"I can't stand it. I'm going crazy."
"Be quiet," I breathed, and turned away from the destitute figure before me.
"I need you, Lucia. I can't live without you," he whispered, just loudly enough for me to hear over the quiet murmur of the drizzling rain.
"Please," I gasped, "Be quiet." Volke's voice was so soft, so gentle. It fell on my skin like cotton, oppressive and obsessive; it was hard to breathe.
"I can't!" his voice cracked, still beautiful in its broken melodies. The same voice that had lied for me, comforted me, and whispered my name was making it so hard to keep myself together.
I couldn't forget it. The memory of his face, his hugs and kisses, burst forward into full color, destroying the walls I'd built so carefully and desperately. Every kindness he'd ever shown me, every moment of beauty, every single damn touch pounded against my throbbing head. Something was breaking, and the hollowness I'd grown so accustomed to was breathing in and sobbing, wrenching against my chest.
"No matter what you say, I just can't let you go. I know it was easy for you, but I can't just erase you from my life like that." He was crying, that extraordinary, cold person. His voice shuddered and the air contorted.
"Please," I whispered, crying. It's so acute, the things you try hardest to forget. It's like in the process of making yourself forget, you end up burning the memories into a darker, deeper place. It's harder to see them there, but it's not like they fade. Like a tattoo, they've crept beneath your skin and into permanence. With every word he pushed into my ears, my tattoo was cutting sharper, fighting its way from the haze to the surface for air. My chest throbbed, agonizing.
"It's like I'm addicted to you," Volke laughed weakly. "No matter how much it hurts, no matter how hard you shove me away, I just can't walk away from you."
I wanted to see him. I wanted to turn around, and disappear into a corner of the world with him. I wanted to forget, to pretend I could be with him, and to make it like there had never been any pain. I wanted so many things, in that one small moment. It was like I could hear his tears as they shattered against the sidewalk; if I could have picked up the pieces and kept them, I would have. My deepest desires were driving me crazy, because life isn't the dream I wish it would be.
His hand rested hesitantly against my shoulder.

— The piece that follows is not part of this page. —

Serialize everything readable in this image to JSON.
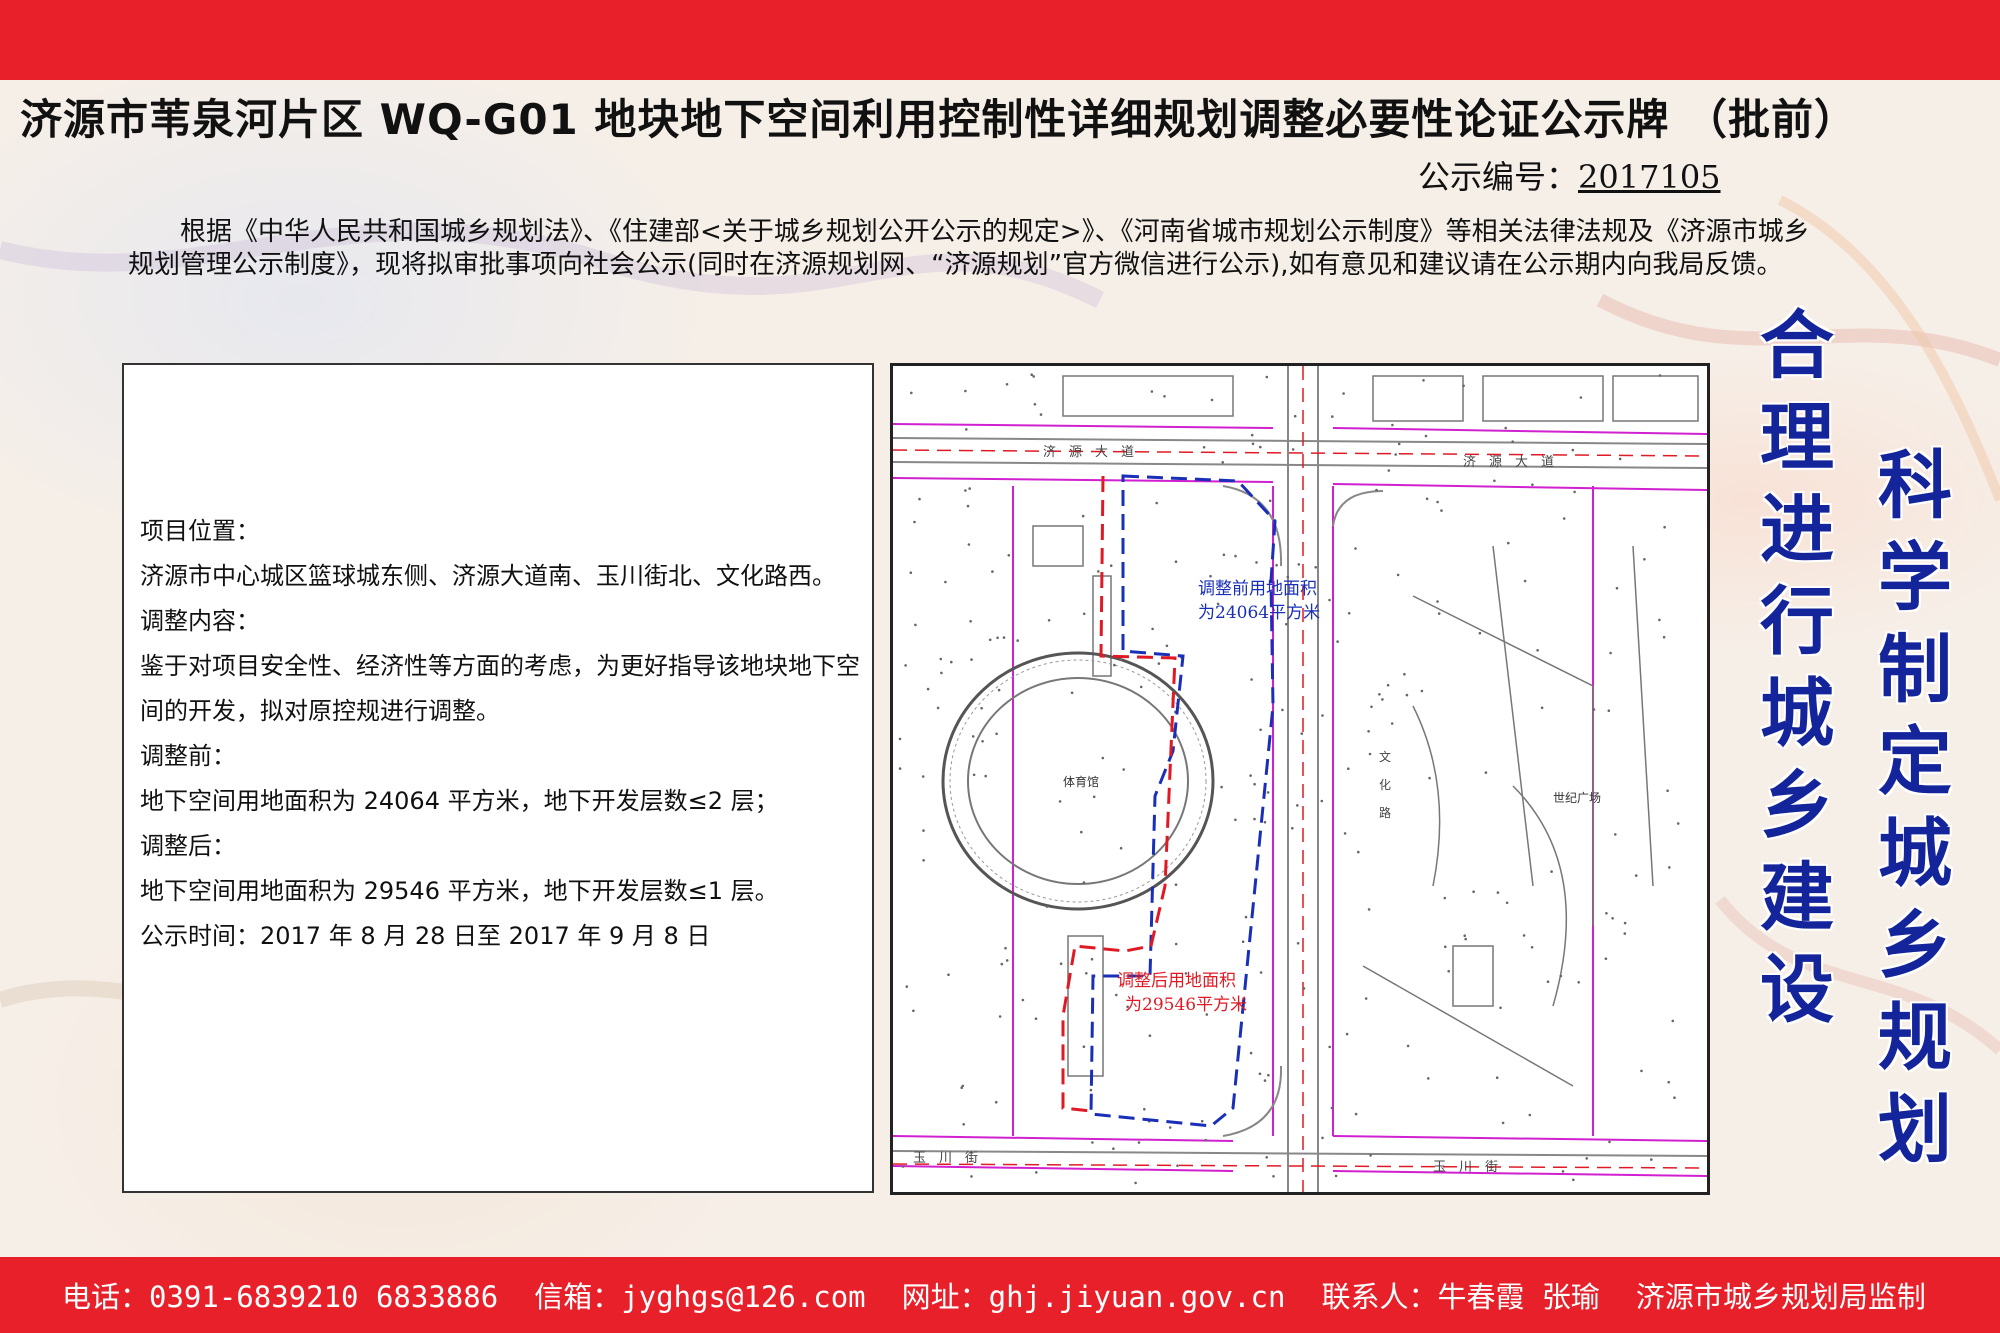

But it's precisely because life isn't easy that we are permitted to fight. It's because we can fight that we can become strong. And it's because we are strong, because we've endured, that the world shines so much brighter when we reach the end of the storm.
I found my footing.
"Why do some people get to fall in love? Why is it so easy for the rest of the world?" I turned to face him, the tears tracing my cheeks giving me the strength to speak.
His dark eyes clung desperately to mine, wishing I would falter. I wished I could too. How desperately I wanted to falter, to slip and fall into the warmth he promised. And it would be so easy.
"Stop," he whispered, "Give me one reason not to steal you away, right here, right now. Give me one reason to let you go."
Slowly, I reached up and held his face in my hands. He leaned down to meet my lips, gently. We held onto each other with just that slight touch, careful and heartbroken. I let go first, hoping that I was smiling.
"Let me go because I've given you this memory. A quiet, secret kiss in the midst of this rain- romantic, isn't it?" I turned my back to him, losing faith in my ability to smile.
"Let me go because you have to. Let me go because this world isn't kind. Let me go because we need to forget; otherwise, we will never be able to grow."
"Lucia…!"
I took one shaky step forward, away from Volke. The earth was still beneath me, as steady as the heavens were uncertain. The pain in my chest continued to cut through me, an ever present reminder of everything I was leaving behind. But as surely as we must move on and change, we can be certain that the earth will change with us. Step by step, I moved on through the mist, praying that it would not be long until I emerged into sunlight again.